Reviews:: Moi Caprice The Art of Kissing Properly

“If you said let’s go to Paris, that’s what we would do.” As Mooner sings out these words on The Town and the City, I decided the new Moi Caprice disc would be a nice addition to the e-pages of herohill. I'm leaving London and hitting Paris in a few hours and since the band just got through a successful appearance at the Canadian Music Week, I think they've earned it.

The Danish four-piece borrows liberally from a few sources - For Once In Your Life Try To Fight For Something You Believe In sounds like it could have been penned by the Flaming Lips - but does so in a very enjoyable manner. You keep asking yourself, "Who does this sound like?"

But, to be fair, instead of sounding like they are trying really hard to be taken too seriously by critics, the album comes off as a nice slice of dreamy pop that could fit nicely into countless movies or ipods.

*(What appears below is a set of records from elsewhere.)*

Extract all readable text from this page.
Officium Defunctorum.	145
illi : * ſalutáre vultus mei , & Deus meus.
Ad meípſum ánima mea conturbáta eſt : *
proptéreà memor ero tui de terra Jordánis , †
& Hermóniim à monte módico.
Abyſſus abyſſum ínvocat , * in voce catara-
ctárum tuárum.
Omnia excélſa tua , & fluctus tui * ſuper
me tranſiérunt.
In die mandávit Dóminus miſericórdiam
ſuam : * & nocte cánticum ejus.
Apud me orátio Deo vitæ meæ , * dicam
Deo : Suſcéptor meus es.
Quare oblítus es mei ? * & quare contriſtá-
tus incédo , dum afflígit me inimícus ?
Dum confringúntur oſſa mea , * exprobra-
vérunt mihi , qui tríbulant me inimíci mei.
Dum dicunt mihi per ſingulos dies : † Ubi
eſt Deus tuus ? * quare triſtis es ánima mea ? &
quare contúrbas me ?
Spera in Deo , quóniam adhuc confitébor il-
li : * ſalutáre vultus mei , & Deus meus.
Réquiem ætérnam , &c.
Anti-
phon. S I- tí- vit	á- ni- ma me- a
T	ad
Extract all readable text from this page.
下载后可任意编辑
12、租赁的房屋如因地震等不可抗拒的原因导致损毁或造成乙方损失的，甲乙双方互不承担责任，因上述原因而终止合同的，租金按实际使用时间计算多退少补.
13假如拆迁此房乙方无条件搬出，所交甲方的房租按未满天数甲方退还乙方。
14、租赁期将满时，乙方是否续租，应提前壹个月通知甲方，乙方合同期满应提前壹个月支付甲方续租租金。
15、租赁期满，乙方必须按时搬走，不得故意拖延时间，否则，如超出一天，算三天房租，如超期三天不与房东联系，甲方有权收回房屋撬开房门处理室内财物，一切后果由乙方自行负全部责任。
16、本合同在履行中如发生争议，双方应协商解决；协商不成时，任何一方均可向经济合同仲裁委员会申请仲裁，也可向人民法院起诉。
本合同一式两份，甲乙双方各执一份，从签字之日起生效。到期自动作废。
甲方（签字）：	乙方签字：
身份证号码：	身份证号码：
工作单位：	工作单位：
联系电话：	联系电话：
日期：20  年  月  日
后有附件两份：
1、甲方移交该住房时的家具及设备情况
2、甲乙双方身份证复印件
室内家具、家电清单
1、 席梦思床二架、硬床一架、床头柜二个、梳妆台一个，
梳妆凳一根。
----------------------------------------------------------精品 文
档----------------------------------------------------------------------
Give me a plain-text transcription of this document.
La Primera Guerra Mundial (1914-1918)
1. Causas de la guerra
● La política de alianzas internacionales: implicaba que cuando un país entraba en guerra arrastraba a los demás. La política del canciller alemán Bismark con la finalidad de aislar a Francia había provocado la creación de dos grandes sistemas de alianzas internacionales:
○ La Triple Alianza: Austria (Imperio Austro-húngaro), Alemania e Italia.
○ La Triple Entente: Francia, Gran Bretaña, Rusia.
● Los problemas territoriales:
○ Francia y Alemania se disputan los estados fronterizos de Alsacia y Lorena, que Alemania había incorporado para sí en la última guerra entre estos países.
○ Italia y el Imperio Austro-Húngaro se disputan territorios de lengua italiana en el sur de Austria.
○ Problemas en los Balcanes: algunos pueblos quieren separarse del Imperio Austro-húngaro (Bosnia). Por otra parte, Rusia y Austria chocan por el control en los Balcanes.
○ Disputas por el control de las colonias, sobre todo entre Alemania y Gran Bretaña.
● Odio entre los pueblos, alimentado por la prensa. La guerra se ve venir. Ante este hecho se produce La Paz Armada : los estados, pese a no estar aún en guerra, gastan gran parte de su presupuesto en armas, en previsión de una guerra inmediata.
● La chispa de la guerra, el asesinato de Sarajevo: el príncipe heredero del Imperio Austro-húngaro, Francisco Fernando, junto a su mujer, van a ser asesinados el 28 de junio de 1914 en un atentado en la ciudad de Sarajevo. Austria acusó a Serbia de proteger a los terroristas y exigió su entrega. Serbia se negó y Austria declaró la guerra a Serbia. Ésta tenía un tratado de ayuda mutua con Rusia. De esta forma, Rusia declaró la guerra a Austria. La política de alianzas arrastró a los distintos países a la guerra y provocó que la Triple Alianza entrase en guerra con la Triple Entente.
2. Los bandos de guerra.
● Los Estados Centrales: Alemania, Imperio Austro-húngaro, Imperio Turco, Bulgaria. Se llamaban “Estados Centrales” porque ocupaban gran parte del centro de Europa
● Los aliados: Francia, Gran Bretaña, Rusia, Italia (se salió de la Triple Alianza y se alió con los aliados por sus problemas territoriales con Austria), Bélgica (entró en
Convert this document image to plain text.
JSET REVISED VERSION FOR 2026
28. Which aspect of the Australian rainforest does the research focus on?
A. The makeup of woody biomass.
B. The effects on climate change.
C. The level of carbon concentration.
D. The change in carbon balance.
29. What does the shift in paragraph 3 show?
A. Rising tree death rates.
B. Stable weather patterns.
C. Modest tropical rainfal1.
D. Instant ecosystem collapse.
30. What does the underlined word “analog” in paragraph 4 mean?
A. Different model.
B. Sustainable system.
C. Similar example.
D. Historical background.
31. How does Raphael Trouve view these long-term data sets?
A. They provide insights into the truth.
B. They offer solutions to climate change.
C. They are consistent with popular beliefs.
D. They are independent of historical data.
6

The acoustic guitar, drums and retro synth that backs The Art of Kissing Properly takes you back to the 80s, but the band uses new tricks to help the songs impressive the most pessimistic listener. The Town and the City paints a grandiose landscape will float effortlessly through your headphones. The same can be said about I Hate The Place, But I Go There To See You. The staccato piano chorus is a nice break from the slow meander the band seems most comfortable to walk at.

I’d almost say that the band doesn’t do anything overly complex, but the success of the songs shows that they have obviously found the formula lots of bands would kill for. The tracks rise and fall nicely, adding significance and purpose. The nice bass line on Wish You Were Her is a head nodder and the track flows seamlessly from note to note. It’s an undoubtedly European sound, which is why I probably gravitate to it.

The quartest understands tempo and uses ballads, like the 2-minute slow down on Stranger than Fiction to keep the record from falling into a soundtrack for an indie movie or a car commercial. That being said, the slowed down vibe of The Reinvention of Simple Math is the kind of song movie folk love. Slow verses that build into a crashing chorus – you can almost hear Ashton Kutcher telling Kevin Costner he won’t let him go!

The record starts to fizzle a bit at the end as the songs start to blend together, but it never gets boring. From start to finish it’s enjoyable, though the songs are probably best when they come up on random during your day. But with the amount of records that are backed by one good song, you could do a lot worse than picking up a record that is, at it’s worst, completely listenable, and at it’s best, when the moment is completely right, it’s breathtaking.